“Among the things Dr. Walensky shared in his letter are five big commitments that will push us to work more collaboratively as we shift from a ‘my data’ to ‘our data’ mindset,” reads -on in the email.
The email is the first formal indication that the CDC is taking further action to address data gaps that have hampered the agency’s response to Covid-19. And it comes amid calls from lawmakers and public health officials for the agency to find ways to ensure more accurate data to respond to the next pandemic — information that can easily be shared between hospitals, departments state health and the federal government.
In an interview with POLITICO before the email was sent, Jernigan said the modernization effort will include unifying state and federal public health data systems, ensuring the CDC relies on up-to-date information that can be used in real time. , and help states hire staff to work on data collection and analysis.
Over the past two years, the CDC has struggled to keep up with the rapid spread of the virus largely due to the country’s outdated and aggregated public health data infrastructure. The agency depends on states to collect data from lab reports and hospital records, which are then submitted to the CDC. But state health departments have been underfunded, and the methods they use to study outbreaks such as Covid-19 are patchwork and outdated.
States rely on multiple sources to collect public health data, including through contact tracing, lab reports, and individual reports. Some still rely on laboratories to fax results while others work with systems where duplicate positive entries cannot be eliminated.
“The data issues are real,” former CDC director Jeffrey Koplan said Wednesday during a panel hosted by Yale University. “It is truly inconceivable that we are unable to achieve common measures from state to state at the federal level. It undermines what we are trying to do and it needs to be fixed.
The CDC is working on solutions designed to help states better access all the information they receive faster and more holistically.
Jernigan compared how local health departments could potentially access data to Travelocity, a system that not only allows users to book a flight, but is able to pull information from various sources to suggest a car rental, a hotel and things to do at your destination.
A similar cloud-based framework for public health information could one day enable local health workers to quickly analyze data and understand what is happening in their communities rather than trying to plug data into old systems.

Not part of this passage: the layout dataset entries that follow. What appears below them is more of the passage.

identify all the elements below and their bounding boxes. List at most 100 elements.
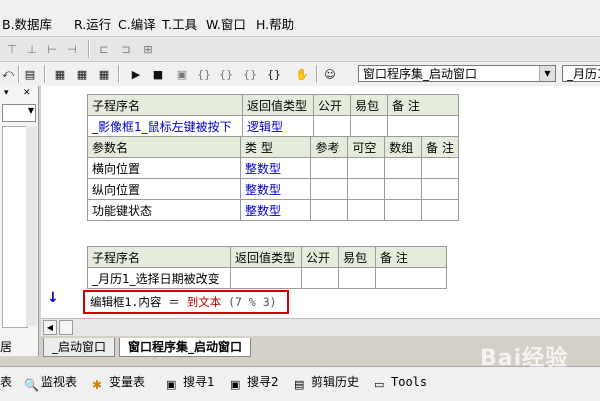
scroll-left-icon[interactable]: ◀	[43, 320, 57, 335]
event-combo[interactable]: _月历1	[562, 65, 600, 82]
subroutine-name-cell[interactable]: _影像框1_鼠标左键被按下	[87, 115, 243, 137]
chevron-down-icon[interactable]: ▼	[28, 106, 34, 115]
step-over-icon[interactable]: {}	[218, 66, 234, 82]
subroutine-table-1: 子程序名 返回值类型 公开 易包 备 注 _影像框1_鼠标左键被按下 逻辑型	[87, 94, 459, 137]
menu-help[interactable]: H.帮助	[256, 14, 294, 33]
param-type-cell[interactable]: 整数型	[240, 178, 312, 200]
subroutine-name-cell[interactable]: _月历1_选择日期被改变	[87, 267, 231, 289]
param-name-cell[interactable]: 横向位置	[86, 157, 242, 179]
tab-label: 搜寻2	[247, 375, 279, 389]
object-combo-value: 窗口程序集_启动窗口	[363, 67, 478, 81]
tab-watch[interactable]: 🔍 监视表	[24, 372, 77, 392]
same-width-icon[interactable]: ⊏	[96, 41, 112, 57]
event-combo-value: _月历1	[567, 67, 600, 81]
align-top-icon[interactable]: ⊤	[4, 41, 20, 57]
col-header: 备 注	[387, 94, 459, 116]
run-icon[interactable]: ▶	[128, 66, 144, 82]
align-left-icon[interactable]: ⊣	[64, 41, 80, 57]
people-icon[interactable]: ☺	[322, 66, 338, 82]
panel-scrollbar[interactable]	[26, 126, 37, 326]
return-type-cell[interactable]: 逻辑型	[242, 115, 314, 137]
param-array-cell[interactable]	[384, 199, 423, 221]
col-header: 备 注	[375, 246, 447, 268]
tab-table[interactable]: 表	[0, 372, 12, 392]
menu-tools[interactable]: T.工具	[162, 14, 197, 33]
panel-combo[interactable]: ▼	[2, 104, 36, 122]
param-ref-cell[interactable]	[310, 157, 349, 179]
same-height-icon[interactable]: ⊐	[118, 41, 134, 57]
return-type-cell[interactable]	[230, 267, 302, 289]
code-line-highlighted[interactable]: 编辑框1.内容 ＝ 到文本 (7 % 3)	[83, 290, 289, 314]
tab-startup-window[interactable]: _启动窗口	[43, 338, 116, 357]
undo-icon[interactable]: ⤺	[0, 66, 16, 82]
note-cell[interactable]	[375, 267, 447, 289]
tab-search1[interactable]: ▣ 搜寻1	[166, 372, 215, 392]
subroutine-table-2: 子程序名 返回值类型 公开 易包 备 注 _月历1_选择日期被改变	[87, 246, 447, 289]
separator	[88, 40, 90, 58]
step-icon[interactable]: ▣	[174, 66, 190, 82]
menu-database[interactable]: B.数据库	[2, 14, 52, 33]
param-type-cell[interactable]: 整数型	[240, 157, 312, 179]
tab-label: 剪辑历史	[311, 375, 360, 389]
editor-gutter: ↓	[41, 86, 69, 318]
same-size-icon[interactable]: ⊞	[140, 41, 156, 57]
public-cell[interactable]	[301, 267, 339, 289]
main-toolbar: ⤺ ▤ ▦ ▦ ▦ ▶ ■ ▣ {} {} {} {} ✋ ☺ 窗口程序集_启动…	[0, 62, 600, 87]
param-ref-cell[interactable]	[310, 199, 349, 221]
align-bottom-icon[interactable]: ⊢	[44, 41, 60, 57]
panel-list[interactable]	[2, 126, 28, 328]
param-nullable-cell[interactable]	[347, 157, 386, 179]
tab-label: 搜寻1	[183, 375, 215, 389]
chevron-down-icon[interactable]: ▼	[539, 66, 555, 81]
menu-compile[interactable]: C.编译	[118, 14, 156, 33]
easy-package-cell[interactable]	[338, 267, 376, 289]
pin-icon[interactable]: ▾	[4, 88, 9, 98]
col-header: 类 型	[240, 136, 312, 158]
menu-run[interactable]: R.运行	[74, 14, 111, 33]
run-to-cursor-icon[interactable]: {}	[266, 66, 282, 82]
col-header: 参数名	[86, 136, 242, 158]
param-array-cell[interactable]	[384, 157, 423, 179]
align-middle-icon[interactable]: ⊥	[24, 41, 40, 57]
separator	[44, 65, 46, 83]
layout-1-icon[interactable]: ▦	[52, 66, 68, 82]
step-into-icon[interactable]: {}	[196, 66, 212, 82]
easy-package-cell[interactable]	[350, 115, 388, 137]
hand-icon[interactable]: ✋	[294, 66, 310, 82]
step-out-icon[interactable]: {}	[242, 66, 258, 82]
code-function: 到文本	[186, 295, 222, 309]
tab-tools[interactable]: ▭ Tools	[374, 372, 427, 392]
param-ref-cell[interactable]	[310, 178, 349, 200]
layout-3-icon[interactable]: ▦	[96, 66, 112, 82]
col-header: 易包	[338, 246, 376, 268]
tab-search2[interactable]: ▣ 搜寻2	[230, 372, 279, 392]
param-type-cell[interactable]: 整数型	[240, 199, 312, 221]
tab-clip-history[interactable]: ▤ 剪辑历史	[294, 372, 359, 392]
separator	[316, 65, 318, 83]
tab-label: 表	[0, 375, 13, 389]
code-target: 编辑框1.内容 ＝	[90, 295, 187, 309]
param-note-cell[interactable]	[421, 178, 459, 200]
search-icon: ▣	[230, 378, 241, 391]
param-name-cell[interactable]: 纵向位置	[86, 178, 242, 200]
param-nullable-cell[interactable]	[347, 199, 386, 221]
col-header: 返回值类型	[242, 94, 314, 116]
param-nullable-cell[interactable]	[347, 178, 386, 200]
properties-icon[interactable]: ▤	[22, 66, 38, 82]
layout-2-icon[interactable]: ▦	[74, 66, 90, 82]
scroll-thumb[interactable]	[59, 320, 73, 335]
horizontal-scrollbar[interactable]: ◀	[41, 318, 600, 336]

“Now you can say, ‘I see you have this person who was HIV-positive and died, and they actually live in an area with a high social vulnerability index, and they’re in a service area by a federally qualified health center and we have money for public health,” Jernigan said. “Now you can have that data and make it work for you, rather than what’s happening is i.e. people have to work to get the data People spend 80% of their time gathering information, picking up a fax and putting it into one of their systems.
The CDC and public health officials across the country lobbied Congress for Continued money for data modernization. While lawmakers approved funding to help improve the CDC’s data methods, it hasn’t been enough to change how the agency collects and analyzes data in public health emergencies, dozens have said. of state officials to POLITICO.
Early in the pandemic, the Trump administration tried to adapt the federal government’s public health data capabilities to fill some long-standing gaps. The White House has called on the Department of Health and Human Services to take over some of the US data collection on Covid-19. Department officials created HHS Protect — a system that required hospitals to submit information through TeleTracking, a private contractor, rather than through the CDC. The system is meant to give US officials a better view of how infectious diseases like Covid-19 can strain hospital resources. The CDC recently took over the project as part of its efforts to improve data collection and analysis.
To better understand how Omicron and its subvariant impact transmission and severe disease, the CDC is reassessing Covid-19 hospitalizations to decipher how many people are seeking care for the virus and how many tested positive upon arrival. .
Jernigan said the CDC is dedicating $3 billion to help state public health departments recruit new employees and train those who can make local data systems work better. Louisiana state health officials have hired more staff to work on the state’s electronic lab reporting program, ensuring that test results that reach the state’s office of health are there. by computer, rather than by fax or e-mail, and that the results are accurate.